Elaine was just finishing up with the pirate as Guybrush approached with the hat.

“Oh there you are darling, I was starting to get worried.  You know how dust can get to you.”

Guybrush resumed his seat on the lawn chair.  “So what’s going on?”

Elaine shrugged the question off, and her bandanna slipped to one side.  Guybrush stared down at his feet.  Maybe she’d get a wig or something….

“Really, it’s nothing, dear.  Just some undead pirates trying to protect a treasure. What else is new?”

His eyes still locked on his beaten-up shoes, Guybrush found himself asking yet another question.  “What treasure?”

“The Secret of the Ultimate-” started the pirate.

“Yeah, yeah,” interrupted Guybrush, “already did that.”

“No, dear,” began Elaine. “This is different.  This is the Secret of the Ultimate Intoxicant™.”

“Why are there all these secrets and treasures that no one ever tells me about?” hollered Guybrush.

“You probably should have stayed in school instead of skipping merrily off to be washed up on some shore trying to become a pirate,” suggested the sailor, who received a dirty look from Guybrush for his pains. 

“Tell me more about this Ultimate Intoxicant,” Guybrush prompted, but Elaine shook her head.    

“I think we’ve had quite enough adventure-seeking for one week.  It was bad enough you had to challenge the entire Scumm Bar to Insult Scrabble.”

“I blame that on the side effects from the sushi.”  The Scumm Bar might have been reverted back to its better grog-swilling, salt-drenched self, but all the patrons decided they liked the daring idea of eating raw fish.  Not to mention that the little umbrellas made them feel tiki-riffic. 

Guybrush watched as the pirate peg-legged off, leaving him and Elaine to themselves.  Nothing wrong with that, but Guybrush was going to have to talk Elaine into letting him go out that night.

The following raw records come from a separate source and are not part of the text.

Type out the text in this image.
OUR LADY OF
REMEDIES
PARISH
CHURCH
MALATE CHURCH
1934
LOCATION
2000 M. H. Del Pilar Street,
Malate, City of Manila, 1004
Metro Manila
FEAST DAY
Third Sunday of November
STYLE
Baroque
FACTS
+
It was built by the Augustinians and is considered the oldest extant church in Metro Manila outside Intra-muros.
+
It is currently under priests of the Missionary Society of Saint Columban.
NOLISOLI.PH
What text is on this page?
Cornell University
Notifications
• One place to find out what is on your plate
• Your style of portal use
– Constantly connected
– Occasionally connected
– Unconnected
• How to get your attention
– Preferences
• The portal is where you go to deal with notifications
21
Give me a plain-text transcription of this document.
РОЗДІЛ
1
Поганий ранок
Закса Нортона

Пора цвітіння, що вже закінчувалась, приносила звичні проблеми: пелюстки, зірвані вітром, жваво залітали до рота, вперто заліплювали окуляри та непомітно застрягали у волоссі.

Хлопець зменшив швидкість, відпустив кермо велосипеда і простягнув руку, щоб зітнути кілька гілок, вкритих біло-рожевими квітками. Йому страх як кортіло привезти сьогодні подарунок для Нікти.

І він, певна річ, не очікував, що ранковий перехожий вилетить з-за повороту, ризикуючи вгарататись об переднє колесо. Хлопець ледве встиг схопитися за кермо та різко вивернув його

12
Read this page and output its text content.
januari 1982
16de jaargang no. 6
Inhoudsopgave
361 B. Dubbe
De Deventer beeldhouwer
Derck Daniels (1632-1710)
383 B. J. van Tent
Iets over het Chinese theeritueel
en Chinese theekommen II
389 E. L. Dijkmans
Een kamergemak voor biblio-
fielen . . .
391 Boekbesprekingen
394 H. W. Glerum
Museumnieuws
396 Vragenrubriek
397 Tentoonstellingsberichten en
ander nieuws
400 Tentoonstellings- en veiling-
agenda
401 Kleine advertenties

“Honey,” he started hesitantly, “can I go out tonight, with the guys?”

“Only if you promise not to commandeer a ship and sail after those undead pirates off Lockjaw Island,” Elaine bargained sweetly.

“Don’t go to Lockjaw Island, check,” replied Guybrush.

“And no wenches.” Elaine’s firm tone knocked the smile off Guybrush’s face.

“You got it, baby,” Guybrush suavely assented. 

“I’m going to go inside and fill out some paper work.  Grandpa Marley left me in charge while he’s on vacation, and that means I’d better do something about something.”  Elaine looked up, as if for the first time noticing that something was different.  “What happened to all my topiaries?”

“Monsoon.”

“Awfully selective monsoon.”

“Caribbean trade winds.  Go figure.”

Elaine kissed Guybrush on the cheek, leaving him in a state of Guybrush-puddle as she sauntered off towards the mansion.

Oh sure, he wouldn’t go to Lockjaw Island, but if those undead marauders did have the guts to show up… Well, it wasn’t going to be pretty.  Nothing that’s supposed to be six feet under and rotting usually is anyway.  And one way or another, he was going to find out about this Ultimate Intoxicant thing. “I hope it’s BYOB,” muttered Guybrush, ‘because I’m bringing the root beer.”